“Not every business will sell and a significant number never make it to market because professional, ethical advisors won’t take on an engagement with little-to-no chance of success. The Q1 2019 Market Pulse Survey reveals that, on average, advisors decline about 70% of the business opportunities that come their way because the business is considered “non-saleable.”
There are any number of reasons we might decline to take a business to market,” said Lisa Riley, principal of LINK Business-Phoenix. “Unrealistic expectations, meaning sellers place too high a value on their business, is typically the number one deal killer. Declining sales trends, dated business practices, over-reliance on the owner, and significant customer concentration issues can all impact your ability to sell.”
“As advisors, it’s our obligation to tell people what they need to hear, not what they want to hear,” said Scott Bushkie, managing partner of Cornerstone Business Services. “The further ahead you plan, the more we can help you overcome certain issues that would be red flags for buyers. But when business owners hang on too long, or come to the table burned out, then we might have to start talking about a distressed business sale or no sale at all.”
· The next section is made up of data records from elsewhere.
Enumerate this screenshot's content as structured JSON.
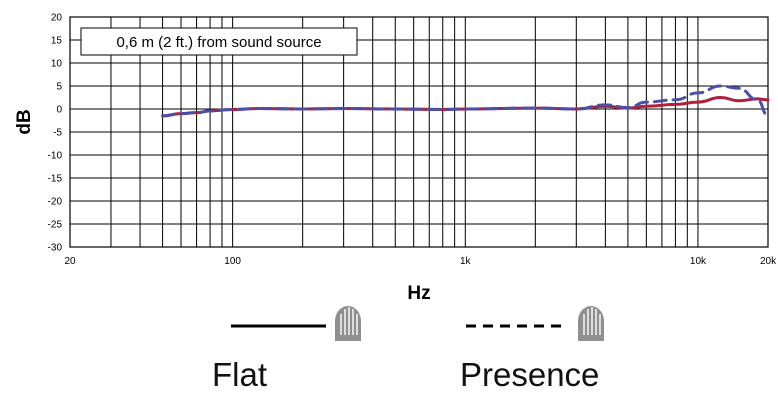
{
  "chart_data": {
    "type": "line",
    "annotation": "0,6 m (2 ft.) from sound source",
    "xlabel": "Hz",
    "ylabel": "dB",
    "xscale": "log",
    "xlim": [
      20,
      20000
    ],
    "ylim": [
      -30,
      20
    ],
    "grid": true,
    "x_tick_labels": [
      {
        "value": 20,
        "label": "20"
      },
      {
        "value": 100,
        "label": "100"
      },
      {
        "value": 1000,
        "label": "1k"
      },
      {
        "value": 10000,
        "label": "10k"
      },
      {
        "value": 20000,
        "label": "20k"
      }
    ],
    "y_ticks": [
      20,
      15,
      10,
      5,
      0,
      -5,
      -10,
      -15,
      -20,
      -25,
      -30
    ],
    "series": [
      {
        "name": "Flat",
        "style": "solid",
        "color": "#b0203a",
        "x": [
          50,
          60,
          70,
          80,
          100,
          130,
          200,
          300,
          500,
          800,
          1000,
          2000,
          3000,
          4000,
          5000,
          6000,
          8000,
          10000,
          12500,
          15000,
          18000,
          20000
        ],
        "y": [
          -1.5,
          -1.0,
          -0.8,
          -0.4,
          -0.1,
          0.1,
          0.0,
          0.1,
          0.0,
          -0.1,
          0.0,
          0.2,
          0.0,
          0.6,
          0.2,
          0.6,
          1.0,
          1.5,
          2.5,
          1.8,
          2.2,
          2.0
        ]
      },
      {
        "name": "Presence",
        "style": "dashed",
        "color": "#4a4fa8",
        "x": [
          50,
          60,
          70,
          80,
          100,
          130,
          200,
          300,
          500,
          800,
          1000,
          2000,
          3000,
          4000,
          5000,
          6000,
          8000,
          10000,
          12500,
          15000,
          18000,
          20000
        ],
        "y": [
          -1.5,
          -1.0,
          -0.8,
          -0.4,
          -0.1,
          0.1,
          0.0,
          0.1,
          0.0,
          -0.1,
          0.0,
          0.2,
          0.0,
          0.9,
          0.3,
          1.5,
          2.0,
          3.5,
          5.0,
          4.5,
          2.0,
          -1.5
        ]
      }
    ],
    "legend": [
      {
        "label": "Flat",
        "line_style": "solid",
        "icon": "microphone-grille-icon"
      },
      {
        "label": "Presence",
        "line_style": "dashed",
        "icon": "microphone-grille-icon"
      }
    ]
  }
}
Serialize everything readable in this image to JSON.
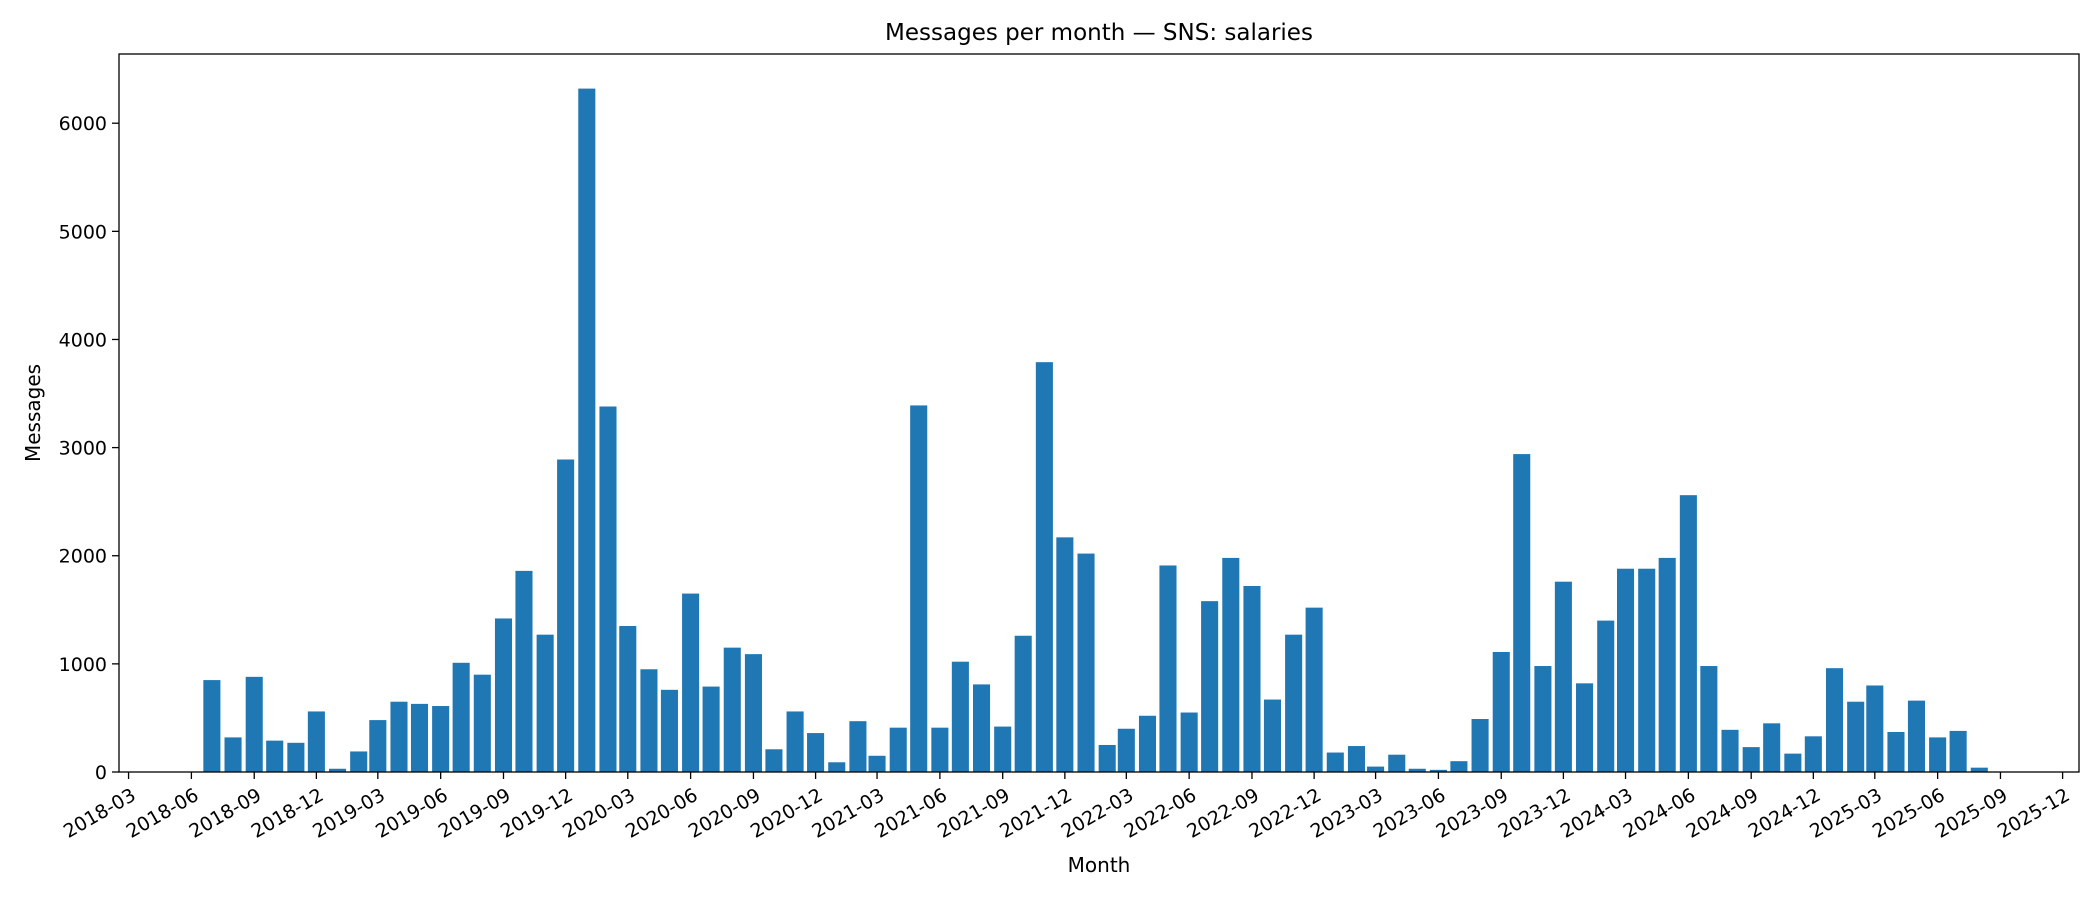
{
  "chart_data": {
    "type": "bar",
    "title": "Messages per month — SNS: salaries",
    "xlabel": "Month",
    "ylabel": "Messages",
    "ylim": [
      0,
      6640
    ],
    "yticks": [
      0,
      1000,
      2000,
      3000,
      4000,
      5000,
      6000
    ],
    "xlim": [
      "2018-02-15",
      "2025-12-25"
    ],
    "xticks": [
      "2018-03",
      "2018-06",
      "2018-09",
      "2018-12",
      "2019-03",
      "2019-06",
      "2019-09",
      "2019-12",
      "2020-03",
      "2020-06",
      "2020-09",
      "2020-12",
      "2021-03",
      "2021-06",
      "2021-09",
      "2021-12",
      "2022-03",
      "2022-06",
      "2022-09",
      "2022-12",
      "2023-03",
      "2023-06",
      "2023-09",
      "2023-12",
      "2024-03",
      "2024-06",
      "2024-09",
      "2024-12",
      "2025-03",
      "2025-06",
      "2025-09",
      "2025-12"
    ],
    "grid": false,
    "bar_color": "#1f77b4",
    "categories": [
      "2018-07",
      "2018-08",
      "2018-09",
      "2018-10",
      "2018-11",
      "2018-12",
      "2019-01",
      "2019-02",
      "2019-03",
      "2019-04",
      "2019-05",
      "2019-06",
      "2019-07",
      "2019-08",
      "2019-09",
      "2019-10",
      "2019-11",
      "2019-12",
      "2020-01",
      "2020-02",
      "2020-03",
      "2020-04",
      "2020-05",
      "2020-06",
      "2020-07",
      "2020-08",
      "2020-09",
      "2020-10",
      "2020-11",
      "2020-12",
      "2021-01",
      "2021-02",
      "2021-03",
      "2021-04",
      "2021-05",
      "2021-06",
      "2021-07",
      "2021-08",
      "2021-09",
      "2021-10",
      "2021-11",
      "2021-12",
      "2022-01",
      "2022-02",
      "2022-03",
      "2022-04",
      "2022-05",
      "2022-06",
      "2022-07",
      "2022-08",
      "2022-09",
      "2022-10",
      "2022-11",
      "2022-12",
      "2023-01",
      "2023-02",
      "2023-03",
      "2023-04",
      "2023-05",
      "2023-06",
      "2023-07",
      "2023-08",
      "2023-09",
      "2023-10",
      "2023-11",
      "2023-12",
      "2024-01",
      "2024-02",
      "2024-03",
      "2024-04",
      "2024-05",
      "2024-06",
      "2024-07",
      "2024-08",
      "2024-09",
      "2024-10",
      "2024-11",
      "2024-12",
      "2025-01",
      "2025-02",
      "2025-03",
      "2025-04",
      "2025-05",
      "2025-06",
      "2025-07",
      "2025-08"
    ],
    "values": [
      850,
      320,
      880,
      290,
      270,
      560,
      30,
      190,
      480,
      650,
      630,
      610,
      1010,
      900,
      1420,
      1860,
      1270,
      2890,
      6320,
      3380,
      1350,
      950,
      760,
      1650,
      790,
      1150,
      1090,
      210,
      560,
      360,
      90,
      470,
      150,
      410,
      3390,
      410,
      1020,
      810,
      420,
      1260,
      3790,
      2170,
      2020,
      250,
      400,
      520,
      1910,
      550,
      1580,
      1980,
      1720,
      670,
      1270,
      1520,
      180,
      240,
      50,
      160,
      30,
      20,
      100,
      490,
      1110,
      2940,
      980,
      1760,
      820,
      1400,
      1880,
      1880,
      1980,
      2560,
      980,
      390,
      230,
      450,
      170,
      330,
      960,
      650,
      800,
      370,
      660,
      320,
      380,
      40
    ]
  }
}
Even when advisors do accept a business engagement, nearly half of those engagements will terminate before a successful closing. This finding has been relatively consistent across the survey’s seven-year history. “Deals fall through when offers come in below expectations, when buyers and sellers can’t agree on terms, and-a lot of times-because one party or the other got cold feet,” Riley continued. “You’ll hear it in our industry again and again: ‘
Time kills all deals.’ You need to come to market with well-organized records, realistic expectations, and a committed team who will keep the process moving forward. Anything less can lead to disappointment and ultimately hurt your ability to sell at all.”
At the same time, most Main Street advisors report turning away anywhere from 1 to 10 would-be buyers or potential suitors, per engagement, because they are not qualified for the opportunities they pursue. Notably, 7% of advisors said they get more than 25 unqualified inquiries per engagement. “Vetting buyers is a big part of what we do. It’s just one of the ways we protect your confidentiality and how we keep the sale process from becoming a distraction to owners running their businesses,” continued Bushkie. “Your advisors are there to make sure that no one gets your business information, or takes up your time, unless they are financially capable and sincerely motivated to make an acquisition.